La matière dite inerte est un coktail dialectique d’émergence (apparition brutale de structures) et de réductionnisme (structuration par construction à partir d’éléments) – de l’image du jeu de construction à celle du tas de sable…

Que la matière soit faite d’atomes, voilà sans doute l’une des plus simples et des plus profondes vérités de la science contemporaine… C’est parce qu’elle permet une compréhension du comportement de la matière que la théorie atomique est si profonde : la pression d’un gaz, sa variation avec la température, j’en ai une explication convaincante et pertinente dès lors que je sais la ramener aux chocs des atomes du gaz sur les parois du récipient. Mais la théorie cinétique des gaz, qui est l’un des premiers triomphes de la conception atomique moderne est incapable d’expliquer aussi aisément son comportement.
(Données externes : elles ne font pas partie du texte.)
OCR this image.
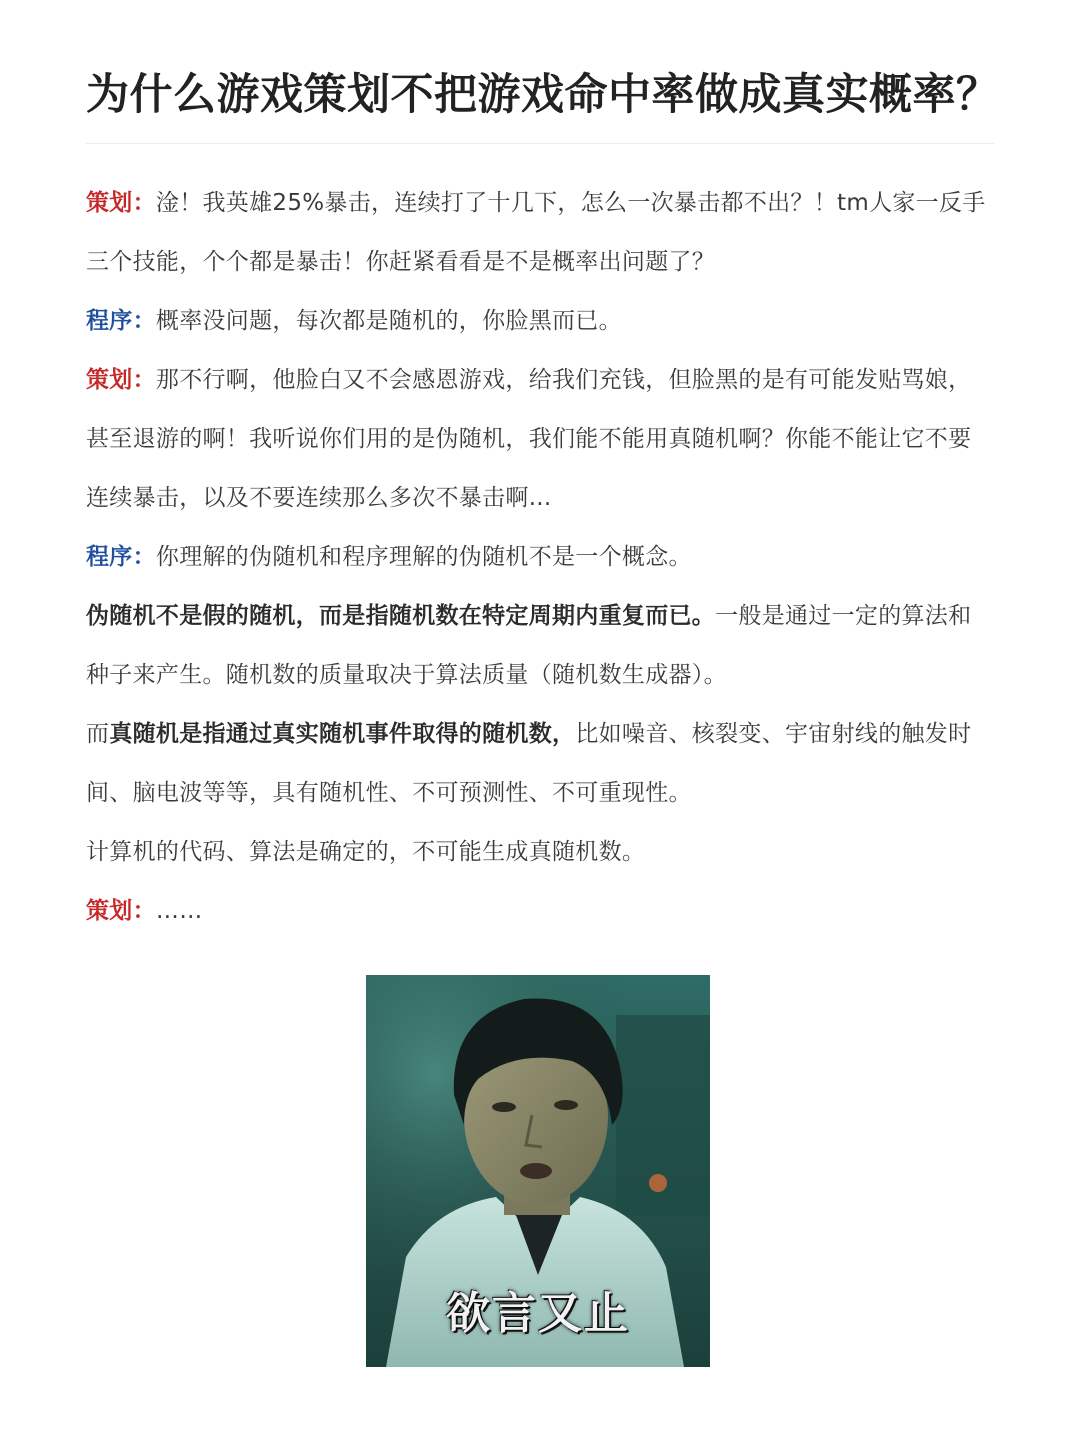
为什么游戏策划不把游戏命中率做成真实概率？

策划：淦！我英雄25%暴击，连续打了十几下，怎么一次暴击都不出？！tm人家一反手三个技能，个个都是暴击！你赶紧看看是不是概率出问题了？

程序：概率没问题，每次都是随机的，你脸黑而已。

策划：那不行啊，他脸白又不会感恩游戏，给我们充钱，但脸黑的是有可能发贴骂娘，甚至退游的啊！我听说你们用的是伪随机，我们能不能用真随机啊？你能不能让它不要连续暴击，以及不要连续那么多次不暴击啊...

程序：你理解的伪随机和程序理解的伪随机不是一个概念。

伪随机不是假的随机，而是指随机数在特定周期内重复而已。一般是通过一定的算法和种子来产生。随机数的质量取决于算法质量（随机数生成器）。

而真随机是指通过真实随机事件取得的随机数，比如噪音、核裂变、宇宙射线的触发时间、脑电波等等，具有随机性、不可预测性、不可重现性。

计算机的代码、算法是确定的，不可能生成真随机数。

策划：……

欲言又止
Pourquoi l’eau prend-elle en glace en dessous de telle température, et pourquoi augmente-t-elle de volume à cette occasion, contrairement d’ailleurs à la plupart des corps qui se contractent en solidifiant ? Et ne parlons pas de la nature quarkienne des nucléons, nous avons le plus grand mal à expliquer les détails des configurations des différents noyaux…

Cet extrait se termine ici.